Henry Taylor (1711–1785) was a Church of England priest and religious controversialist.

==Life==
He was born at South Weald, the son of the London merchant William Taylor (1673–1750) and his wife, Anne Crisp. He was educated at Newcome's School in Hackney, and then at Queens' College, Cambridge.

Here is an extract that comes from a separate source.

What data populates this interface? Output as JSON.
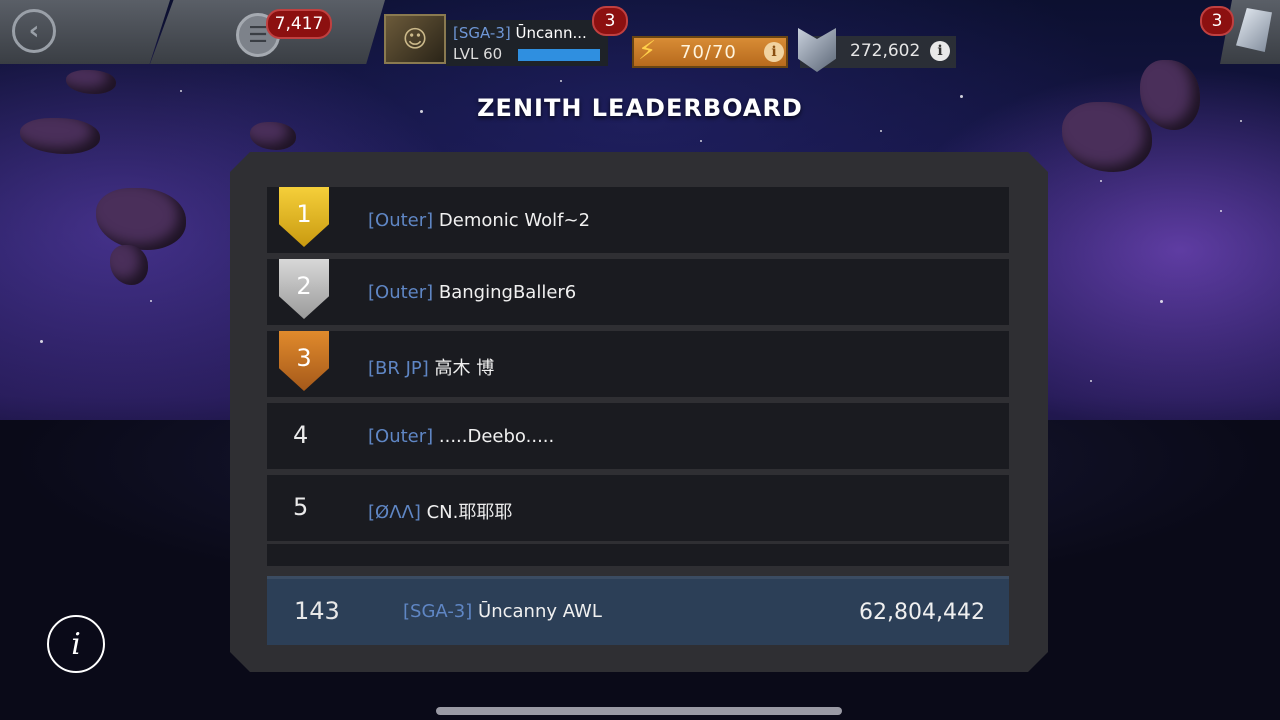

Taylor's clerical career was advanced by the support of Benjamin Hoadly, from 1734 Bishop of Winchester. He was Rector of Wheatfield, Oxfordshire from 1737 to 1746, Vicar of Portsmouth from 1745 and Rector of Crawley from 1755.

==Works==
Taylor was an Arian who used various pseudonyms in religious controversies with William Warburton, Soame Jenyns and Edward Gibbon. His works included:

- The apology of Benjamin Ben Mordecai to his friends, for embracing Christianity; in seven letters to Elisha Levi ... together with an eighth letter, on the generation of Jesus Christ. The letters appeared from 1771 to 1777, and were republished together in 1784. This work concerned his adherence to the Apollinarian heresy.
- Confusion Worse Confounded, 1772. Against William Warburton, as "Indignatio".
- A Full Answer to a ... Late View of the Internal Evidence of Christian Religion, 1777, anonymous. Against Soame Jenyns.
- An Enquiry into the Opinions of the Learned Christians, 1777. As "Khalid E'bn Abdallah".
- Thoughts on the nature of the grand apostacy; with reflections on the 15th chapter of Mr Gibbon's History, 1781
- Farther Thoughts on the Nature of the Grand Apostacy of the Christian Churches (1783).